Translated by Chris Darke
Notes
1. 'Unanimism': a literary movement, concerned with an idealist notion of the collective, which flourished in France after the First World War. Its adherents included the writers Jules Romains and Georges Duhamel.
2. In fact it is wrong to pretend that the adventure film had disappeared from the screens (for some time it had worked mainly on the principle of the shock effect), and even Lucas's childhood had not been one surrounded completely by reassuring mythological spaces. There is a Golden Age ideology in Star Wars, a rewriting of cinema's history, just as the auteurs of the Western were rewriting American history.
(Author's note.)
3. In the Terence Fisher films in question it is not so simple. Evil cannot just appear, it must be imagined as such on each occasion. In these films it is never a matter of a primitive accumulation, even if they are sometimes thought of as sequels to one another. Star Wars is happy to grind out the effects that cinema (American cinema) has taken years to build up, and reduces the great cinematic myths (the adventure film in particular, but not exclusively) to narrative references, to the status of road signs. A sad fate, and a strange gift to the children. (Author's note.)
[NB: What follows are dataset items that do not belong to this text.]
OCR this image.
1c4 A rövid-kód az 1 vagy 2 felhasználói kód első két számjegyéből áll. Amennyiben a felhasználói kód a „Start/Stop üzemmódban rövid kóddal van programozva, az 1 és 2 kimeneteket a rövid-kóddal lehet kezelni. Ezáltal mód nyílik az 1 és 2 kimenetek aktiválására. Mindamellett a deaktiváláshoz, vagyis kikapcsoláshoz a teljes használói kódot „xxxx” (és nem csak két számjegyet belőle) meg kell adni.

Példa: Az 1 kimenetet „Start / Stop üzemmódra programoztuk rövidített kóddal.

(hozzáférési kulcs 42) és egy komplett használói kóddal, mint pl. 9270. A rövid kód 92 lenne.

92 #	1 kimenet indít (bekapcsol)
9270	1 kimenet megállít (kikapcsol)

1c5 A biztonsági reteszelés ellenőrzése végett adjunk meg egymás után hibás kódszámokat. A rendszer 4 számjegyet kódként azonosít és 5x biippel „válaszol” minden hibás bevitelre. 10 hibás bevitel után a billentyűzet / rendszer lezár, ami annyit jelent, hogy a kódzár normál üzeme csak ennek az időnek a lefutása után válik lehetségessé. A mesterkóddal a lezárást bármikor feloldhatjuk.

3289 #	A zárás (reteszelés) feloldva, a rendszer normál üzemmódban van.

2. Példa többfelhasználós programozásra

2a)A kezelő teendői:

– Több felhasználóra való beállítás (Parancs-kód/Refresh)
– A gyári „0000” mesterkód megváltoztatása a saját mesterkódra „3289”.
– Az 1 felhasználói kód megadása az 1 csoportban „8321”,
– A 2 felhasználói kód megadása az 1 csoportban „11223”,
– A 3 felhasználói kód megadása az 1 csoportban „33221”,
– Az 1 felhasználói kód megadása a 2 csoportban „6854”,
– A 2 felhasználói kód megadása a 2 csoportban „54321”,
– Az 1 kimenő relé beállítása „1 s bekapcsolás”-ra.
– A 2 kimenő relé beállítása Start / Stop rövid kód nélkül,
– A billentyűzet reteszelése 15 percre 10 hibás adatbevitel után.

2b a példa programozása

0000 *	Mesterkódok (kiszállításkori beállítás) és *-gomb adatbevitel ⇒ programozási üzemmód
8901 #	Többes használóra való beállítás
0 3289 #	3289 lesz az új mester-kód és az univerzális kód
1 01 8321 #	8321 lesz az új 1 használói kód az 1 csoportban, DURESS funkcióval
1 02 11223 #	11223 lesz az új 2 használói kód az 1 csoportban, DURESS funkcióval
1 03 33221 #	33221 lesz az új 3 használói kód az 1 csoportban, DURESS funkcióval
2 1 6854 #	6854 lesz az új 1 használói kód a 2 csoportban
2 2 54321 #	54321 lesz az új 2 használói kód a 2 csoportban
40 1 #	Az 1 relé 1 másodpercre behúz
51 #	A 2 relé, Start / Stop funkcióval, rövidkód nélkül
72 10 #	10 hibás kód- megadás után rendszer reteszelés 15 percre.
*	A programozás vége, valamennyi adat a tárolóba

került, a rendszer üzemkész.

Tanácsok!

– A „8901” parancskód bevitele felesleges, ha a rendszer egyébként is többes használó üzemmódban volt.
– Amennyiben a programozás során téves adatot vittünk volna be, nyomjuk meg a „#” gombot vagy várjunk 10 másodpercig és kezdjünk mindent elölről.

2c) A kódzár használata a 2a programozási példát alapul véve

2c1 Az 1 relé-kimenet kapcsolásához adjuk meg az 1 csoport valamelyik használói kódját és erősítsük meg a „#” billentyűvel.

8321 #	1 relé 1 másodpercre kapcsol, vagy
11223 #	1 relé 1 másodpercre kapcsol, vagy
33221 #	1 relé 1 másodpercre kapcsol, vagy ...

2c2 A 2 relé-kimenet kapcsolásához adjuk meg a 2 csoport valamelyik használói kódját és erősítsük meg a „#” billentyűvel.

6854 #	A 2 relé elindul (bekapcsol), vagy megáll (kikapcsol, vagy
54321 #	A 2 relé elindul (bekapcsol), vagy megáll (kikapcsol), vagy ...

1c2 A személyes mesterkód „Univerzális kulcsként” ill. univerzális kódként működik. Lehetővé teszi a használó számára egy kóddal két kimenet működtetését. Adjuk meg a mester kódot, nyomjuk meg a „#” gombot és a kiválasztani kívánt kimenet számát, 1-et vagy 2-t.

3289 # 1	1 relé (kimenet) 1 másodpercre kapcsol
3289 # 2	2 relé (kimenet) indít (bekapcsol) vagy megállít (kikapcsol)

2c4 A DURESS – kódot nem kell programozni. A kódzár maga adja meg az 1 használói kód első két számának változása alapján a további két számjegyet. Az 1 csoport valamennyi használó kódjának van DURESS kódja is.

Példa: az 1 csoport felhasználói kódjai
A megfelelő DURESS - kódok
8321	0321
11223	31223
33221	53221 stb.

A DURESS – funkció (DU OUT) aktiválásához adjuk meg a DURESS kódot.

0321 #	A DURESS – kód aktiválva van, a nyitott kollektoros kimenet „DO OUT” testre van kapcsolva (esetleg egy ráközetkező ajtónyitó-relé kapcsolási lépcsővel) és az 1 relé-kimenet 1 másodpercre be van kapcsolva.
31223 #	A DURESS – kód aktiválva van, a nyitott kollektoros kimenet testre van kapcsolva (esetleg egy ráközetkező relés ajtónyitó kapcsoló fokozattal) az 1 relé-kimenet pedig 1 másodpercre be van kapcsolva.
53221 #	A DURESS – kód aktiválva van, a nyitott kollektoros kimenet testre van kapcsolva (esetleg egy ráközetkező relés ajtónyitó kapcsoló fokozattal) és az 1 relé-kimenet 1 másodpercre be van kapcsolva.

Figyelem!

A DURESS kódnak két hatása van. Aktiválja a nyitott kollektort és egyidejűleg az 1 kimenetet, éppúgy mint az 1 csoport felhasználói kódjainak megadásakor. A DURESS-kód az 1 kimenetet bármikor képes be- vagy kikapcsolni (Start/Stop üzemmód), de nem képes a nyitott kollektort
4. Kubrick has shown that even a computer can fictionalize better than this, if you take the trouble. One recalls the awful chess game with the computer in 2001: A Space Odyssey: the cosmonaut who plays poorly and who strips the computer's electronic brain, provoking in the victim an uncannily human moan. (Author's note.)
5. Gresham's law is the economic theory that bad money drives out good money.
6. This is all the more extraordinary if one recalls that in THX 1138 the two heroes were revolting against a world without either affective or sexual love, and that this was the motor of the fiction. (Author's note.)
7. In fact, the production costs of the film were remarkably reasonable ($9.5 million) compared to recent productions of the same type (King Kong [1976], for example), and considering the technical inventiveness which had to be demonstrated: the 360 special effects (most of them never seen before), the John Dykstra workshop, the two thousand units of sound on the soundtrack, etc. (Author's note.)